Key-value Store vs. Sparse Array

A key-value store can be thought of as a dataframe with one or more "key" columns (typically of string type) and one or more "value" columns (of any type). The most important requirement is to provide very efficient search on the key columns. Therefore, according to our discussion on the Handling Dataframes section, you can represent your key-value store as a multi-dimensional sparse array, where the "key" column are the dimensions and the "value" columns are the attributes.

Why Use TileDB as a Key-value Store?

TileDB is not designed to work as a special-purpose key-value store. There are other excellent key-value store solutions out there.
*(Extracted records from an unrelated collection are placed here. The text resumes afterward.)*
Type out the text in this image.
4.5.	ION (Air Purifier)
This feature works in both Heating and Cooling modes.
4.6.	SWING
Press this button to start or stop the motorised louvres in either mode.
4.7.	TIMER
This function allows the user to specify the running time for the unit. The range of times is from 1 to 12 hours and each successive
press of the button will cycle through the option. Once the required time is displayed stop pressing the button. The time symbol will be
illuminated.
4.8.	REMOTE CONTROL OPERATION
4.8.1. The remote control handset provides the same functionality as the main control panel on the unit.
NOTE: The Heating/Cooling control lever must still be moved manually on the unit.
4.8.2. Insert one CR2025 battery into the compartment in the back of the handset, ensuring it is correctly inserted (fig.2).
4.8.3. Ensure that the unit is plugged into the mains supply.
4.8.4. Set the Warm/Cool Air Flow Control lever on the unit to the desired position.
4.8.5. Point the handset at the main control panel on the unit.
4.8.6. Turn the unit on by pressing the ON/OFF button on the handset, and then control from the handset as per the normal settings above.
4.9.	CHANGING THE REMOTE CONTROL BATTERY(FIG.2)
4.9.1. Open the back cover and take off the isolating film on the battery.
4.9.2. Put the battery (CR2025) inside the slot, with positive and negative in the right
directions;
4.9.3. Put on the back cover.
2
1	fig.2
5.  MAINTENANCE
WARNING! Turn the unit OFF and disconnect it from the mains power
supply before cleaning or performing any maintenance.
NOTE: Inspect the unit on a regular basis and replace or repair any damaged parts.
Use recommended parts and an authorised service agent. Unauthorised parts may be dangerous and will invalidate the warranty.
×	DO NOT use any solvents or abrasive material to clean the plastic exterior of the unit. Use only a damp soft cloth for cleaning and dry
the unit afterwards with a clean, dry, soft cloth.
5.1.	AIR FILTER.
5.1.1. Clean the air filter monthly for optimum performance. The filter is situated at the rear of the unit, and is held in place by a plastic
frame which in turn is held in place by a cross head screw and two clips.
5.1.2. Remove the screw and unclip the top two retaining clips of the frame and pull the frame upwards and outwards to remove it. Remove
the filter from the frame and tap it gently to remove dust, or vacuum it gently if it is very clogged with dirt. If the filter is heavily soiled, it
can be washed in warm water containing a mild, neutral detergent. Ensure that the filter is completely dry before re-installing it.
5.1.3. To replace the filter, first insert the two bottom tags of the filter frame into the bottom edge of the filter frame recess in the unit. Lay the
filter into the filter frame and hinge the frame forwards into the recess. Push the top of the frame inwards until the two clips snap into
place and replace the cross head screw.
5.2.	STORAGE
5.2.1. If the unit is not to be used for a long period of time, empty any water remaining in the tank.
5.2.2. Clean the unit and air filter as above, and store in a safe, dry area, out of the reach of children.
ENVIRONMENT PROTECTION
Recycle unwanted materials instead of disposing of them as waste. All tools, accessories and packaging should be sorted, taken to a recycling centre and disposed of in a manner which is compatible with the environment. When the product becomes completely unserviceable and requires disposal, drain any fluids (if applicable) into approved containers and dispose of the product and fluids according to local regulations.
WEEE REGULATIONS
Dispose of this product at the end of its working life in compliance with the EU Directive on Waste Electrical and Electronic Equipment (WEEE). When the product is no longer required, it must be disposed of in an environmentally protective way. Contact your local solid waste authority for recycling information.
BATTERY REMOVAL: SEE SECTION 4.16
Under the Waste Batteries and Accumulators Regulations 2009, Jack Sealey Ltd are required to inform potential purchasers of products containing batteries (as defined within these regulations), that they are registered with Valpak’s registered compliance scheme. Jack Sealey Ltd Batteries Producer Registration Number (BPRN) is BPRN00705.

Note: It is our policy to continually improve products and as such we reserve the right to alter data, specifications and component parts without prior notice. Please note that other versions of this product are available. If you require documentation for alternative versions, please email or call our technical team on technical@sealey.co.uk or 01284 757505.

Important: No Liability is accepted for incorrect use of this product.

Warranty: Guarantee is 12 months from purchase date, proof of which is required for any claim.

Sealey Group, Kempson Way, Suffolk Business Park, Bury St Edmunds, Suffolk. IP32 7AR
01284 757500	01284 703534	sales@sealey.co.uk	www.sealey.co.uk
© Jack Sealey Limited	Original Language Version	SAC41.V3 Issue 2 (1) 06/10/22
You may want to use TileDB as a key-value store for the following reasons:

  • Cloud support: TileDB works very efficiently on AWS S3, Google Cloud Storage and Azure Blob Storage, implementing tons of low-level optimizations and making heavy use of parallel IO.

  • Multi-key parallelism: TileDB very fast multi-range subarray support via heavy use of multi-threading can be quite useful when you wish to efficiently retrieve many (e.g., thousands) of keys in a single query, without fetching and decompressing/decrypting the common tiles more than once.

  • Interoperability: You can leverage TileDB's integrations (e.g., Spark, Dask, MariaDB, PrestoDB, etc) to run diverse queries on your key-value store. More importantly, you can use SQL queries to join your key-value store with any other TileDB array.